Details and Dreams of a Parrot Rescue

A creative side comes in handy with parrots. It also helps when dealing with local governments.

Details and Dreams of a Parrot Rescue

The wheels of Bureaucracy turn slowly. And in Greece, perhaps more slowly than one could anticipate. While researching the steps necessary in creating a parrot sanctuary here on the island of Syros, and through communication with other animal welfare organizations already in existence here in Greece, I have learned that the necessary permits for such a program can take up to 10 years to acquire.
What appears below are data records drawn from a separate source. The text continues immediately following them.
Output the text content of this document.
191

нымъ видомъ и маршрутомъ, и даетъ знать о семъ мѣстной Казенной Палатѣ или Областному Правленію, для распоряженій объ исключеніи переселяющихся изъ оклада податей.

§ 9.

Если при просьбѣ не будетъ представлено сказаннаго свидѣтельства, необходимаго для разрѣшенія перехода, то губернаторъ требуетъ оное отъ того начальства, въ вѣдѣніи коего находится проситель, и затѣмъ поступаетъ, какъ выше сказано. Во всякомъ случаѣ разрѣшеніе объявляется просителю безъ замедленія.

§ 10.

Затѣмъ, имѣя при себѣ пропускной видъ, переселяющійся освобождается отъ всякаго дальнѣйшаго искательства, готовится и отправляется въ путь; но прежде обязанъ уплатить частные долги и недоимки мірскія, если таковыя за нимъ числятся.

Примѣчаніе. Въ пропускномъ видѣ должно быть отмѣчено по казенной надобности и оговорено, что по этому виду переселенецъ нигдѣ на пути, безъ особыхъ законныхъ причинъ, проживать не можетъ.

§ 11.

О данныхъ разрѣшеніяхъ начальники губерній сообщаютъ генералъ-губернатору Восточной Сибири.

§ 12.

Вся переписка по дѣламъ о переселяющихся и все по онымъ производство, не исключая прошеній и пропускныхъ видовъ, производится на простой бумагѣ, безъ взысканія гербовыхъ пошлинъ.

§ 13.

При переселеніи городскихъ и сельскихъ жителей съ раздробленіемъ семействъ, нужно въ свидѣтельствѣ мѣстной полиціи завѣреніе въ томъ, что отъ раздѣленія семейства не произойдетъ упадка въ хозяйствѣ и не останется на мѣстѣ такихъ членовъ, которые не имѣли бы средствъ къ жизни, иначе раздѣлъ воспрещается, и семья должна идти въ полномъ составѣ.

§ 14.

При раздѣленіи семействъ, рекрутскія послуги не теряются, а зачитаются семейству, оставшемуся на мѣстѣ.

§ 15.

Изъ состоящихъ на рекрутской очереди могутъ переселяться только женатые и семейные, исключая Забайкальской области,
One organization contacted, the Aegean Wildlife Hospital which helps rehab animals back into their natural environment, has told me that they had in fact done everything (constructed buildings, purchased necessary equipment, hired or accepted volunteer staff and still needed to wait 10 years before actually acquiring the permit needed to officially open.

Needless to say, this would seem unnecessarily long for any undertaking, and I feel quite a bit of dismay at the prospect of waiting so long to achieve something so non-threatening and simple as a safe place for unwanted or abused parrots to live quietly. Having been given the donation of a small parcel of land, and having a great desire to begin the project at hand, I don't feel content just to wait while government drinks coffee and talks about the weather while many parrots could be helped. That being said, it is my plan to start a small personal project that can begin the work at hand, while trying to negotiate the seemingly pointless morass of governmental control.

I have also learned that the zoning laws regarding are not very stringent where non-dwelling or other permanent structure such as businesses are concerned. With that in mind, it is my intention to put together a couple of small aviaries and a small building of metal construction, and see if I can begin the work at hand. I have also enlisted the help of an Avian Certified Veterinarian on the mainland (surprisingly, there are only 2 such in all of Greece) to come to the island by ferry on an as needed basis (such as emergencies and new arrivals). And so I will attempt to now realize my dream of giving something back to some members of the intelligent sensitive group of little feathered creatures who have brought such joy and pleasure into my life just by allowing me to share my home with them.